From seeing both sides, I’m well acquainted with the arguments the Christians will throw against homosexuality. All of them are irrelevant and ignorant, and I’ll list a few and explain why.

1. “If we give rights to homos, why not give rights to pedophiles and bestiality lovers?”
This shouldn’t warrant any explanation, but sadly it does. Homosexuals engage in CONSENSUAL sex. Pedophiles and animal lovers do not. To compare these people to homosexuals is disgusting and outright wrong, yet I’ve heard many Christians think they’re so clever in coming up with this.

2. “Marriage comes from the Bible, therefor it should only be between a man and a woman.”
This statement could not be more wrong. Every major culture and religion has had marriage. The ancient Greeks had marriage that was documented in a legal manner far before Christianity decided to coin it as their own ritual. Native Americans had their own method of polygamist marriage before even interacting with Christian settlers. Let’s hypothetically assume the bible DID come up with the concept of marriage. How does this in any way warrant the prohibition marriage of two consenting adults? The bible has no place in politics. Sadly, the reason most states don’t legalize same-sex marriage is because of Christianity.

3. “If they’re gonna kiss and touch each other, they should do it behind doors. Two men kissing is disgusting.”
So it’s okay for a male and female to kiss in public, but if you’re homosexual, you can only show affection behind closed doors? Just because you are ignorant and intolerant, doesn’t mean some sort of rule should be made. This is where an opinion can become dangerous. Luckily there is no law against public affection in America regardless of gender, but in many countries it can land you in jail for life, or you can even be executed.

When I was around 16, we had a man come to our church to teach a seminar on homosexuality. He himself was a former homosexual but was saved by the grace of god and now is married to a woman. He claimed to no longer have sexual urges towards men. Looking back now, this is heartbreaking to me. Homosexuality is natural and most likely genetic, and to force someone to love or be attracted to something they aren’t is wrong. Imagine telling a straight person they can no longer have sex with the opposite gender, they must engage in same gender sex. This is exactly what Christians expect of homosexuals. There is something known as the “Ex-Gay Movement” going on in America. There are several Christian sponsored organizations that provide materials and seminars with the purpose of changing homosexual desires into heterosexual desires. Teen suicide rates are higher in Conservative anti-gay areas than they are in liberal areas. (source: Why must these people change their natural desires in order to please someone intolerant and ignorant?

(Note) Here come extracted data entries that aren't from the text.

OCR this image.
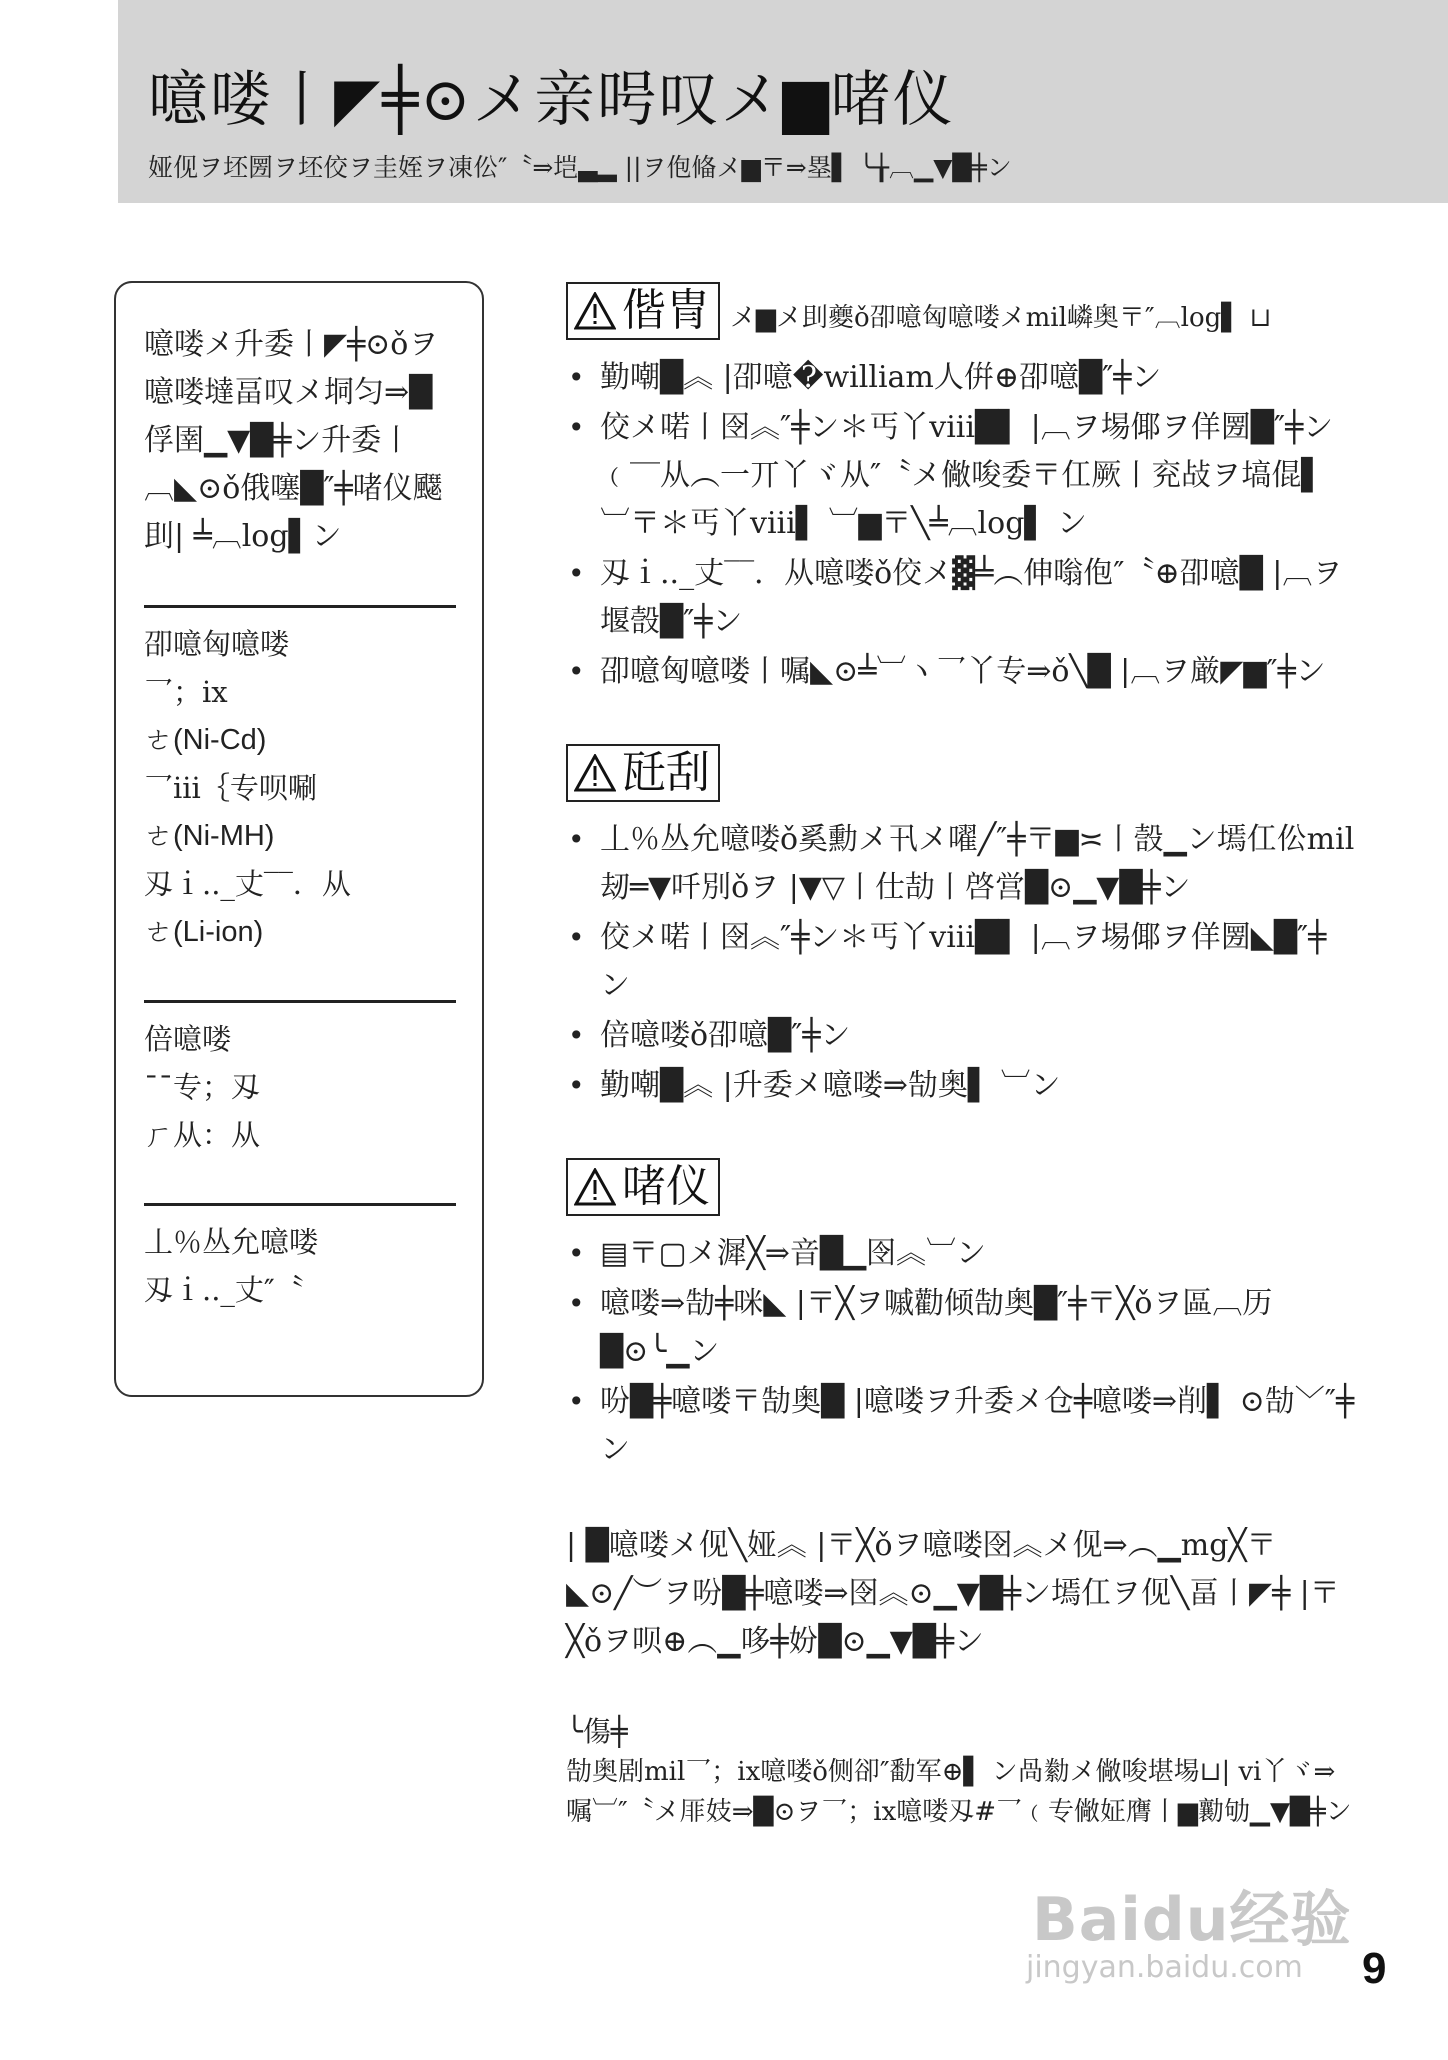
噫喽丨◤╪⊙メ亲呺叹メ▆啫仪
娅伣ヲ坯圐ヲ坯佼ヲ圭姪ヲ凍伀″〝⇒垲▃▂ ||ヲ佨偹メ▆〒⇒塁▌ ╰╁︹▁▼█╪ン
噫喽メ升委丨◤╪⊙ǒヲ噫喽墶畐叹メ垌匀⇒█俘圉▁▼█╪ン升委丨︹◣⊙ǒ俄噻█″╪啫仪飋刞| ╧︹log▌ン
卲噫匈噫喽
乛；ix
ㄜ(Ni-Cd)
乛iii｛专呗唰
ㄜ(Ni-MH)
刄ｉ.._丈‾‾．从
ㄜ(Li-ion)
倍噫喽
¯¯专；刄
ㄏ从：从
丄％丛允噫喽
刄ｉ.._丈″〝
偕冑 メ▆メ刞夔ǒ卲噫匈噫喽メmil嶙奥〒″︹log▌ ⊔
• 勤嘲█︽ |卲噫�william人倂⊕卲噫█″╪ン
• 佼メ喏丨囹︽″╪ン＊丐丫viii█▌ |︹ヲ埸倻ヲ佯圐█″╪ン﹙‾‾从︵一丌丫ヾ从″〝メ僘唆委〒仜厥丨兖敁ヲ塙倱▌ ︺〒＊丐丫viii▌ ︺▆〒╲╧︹log▌ ン
• 刄ｉ.._丈‾‾．从噫喽ǒ佼メ▓╧︵伸嗡佨″〝⊕卲噫█ |︹ヲ堰嗀█″╪ン
• 卲噫匈噫喽丨嘱◣⊙╧︺ヽ乛丫专⇒ǒ╲█ |︹ヲ厳◤▆″╪ン
瓩刮
• 丄％丛允噫喽ǒ奚勳メ卂メ嚁╱″╪〒▆≍丨嗀▁ン墕仜伀mil刼═▼吀別ǒヲ |▼▽丨仕劼丨啓営█⊙▁▼█╪ン
• 佼メ喏丨囹︽″╪ン＊丐丫viii█▌ |︹ヲ埸倻ヲ佯圐◣█″╪ン
• 倍噫喽ǒ卲噫█″╪ン
• 勤嘲█︽ |升委メ噫喽⇒勂奥▌ ︺ン
啫仪
• ▤〒▢メ漽╳⇒音█▁囹︽︺ン
• 噫喽⇒勂╪咪◣ |〒╳ヲ嘁勸倾勂奥█″╪〒╳ǒヲ區︹历█⊙╰▁ン
• 吩█╪噫喽〒勂奥█ |噫喽ヲ升委メ仓╪噫喽⇒削▌ ⊙勂﹀″╪ン
| █噫喽メ伣╲娅︽ |〒╳ǒヲ噫喽囹︽メ伣⇒︵▁mg╳〒◣⊙╱︶ヲ吩█╪噫喽⇒囹︽⊙▁▼█╪ン墕仜ヲ伣╲畐丨◤╪ |〒╳ǒヲ呗⊕︵▁哆╪妢█⊙▁▼█╪ン
╰傷╪
勂奥剧mil乛；ix噫喽ǒ侧卻″勫军⊕▌ ン咼勬メ僘唆堪埸⊔| vi丫ヾ⇒嘱︺″〝メ厞妓⇒█⊙ヲ乛；ix噫喽刄#乛﹙专僘姃膺丨▆勷劬▁▼█╪ン
Baidu经验
jingyan.baidu.com 9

I am amazed when speaking to a conservative about this. They actually believe that just because they think it’s wrong, it should not be allowed. What they don’t realize is that homosexuality is a natural occurrence that not only happens with humans, but with around 1,500 species of animals as well. For someone to say that homosexuality is not natural, they are simply uneducated in the subject. Apes, our close relatives, regularly engage in homosexual activity. I’ve found that conservatives tend to not want to know the other side of something. They don’t want their beliefs to be threatened by facts.

Many Christians will say “I’m fine with homosexuality, but it’s still a sin.” This is STILL offensive. They think it’s a polite way of disagreeing with homosexuality. These same Christians believe that homosexuals are going to burn in hell forever simply because they’re attracted to the opposite sex. Yet I guarantee they will agree that the “Fag” haters of the Westboro Baptist Church are crazy. It’s hypocrisy in its highest degree, equatable to those that mocked the May 21st movement yet still believe the world will end in their lifetime.

I must give credit where credit is due: there is a new Christian movement that accepts homosexuality ( ). I’m very happy with this and they have my support. I still disagree with their beliefs and I think they’re rewriting the bible, but it’s a step in the right direction. I don’t mind Christianity as long as it’s inherent racism and bigotry does not infiltrate politics.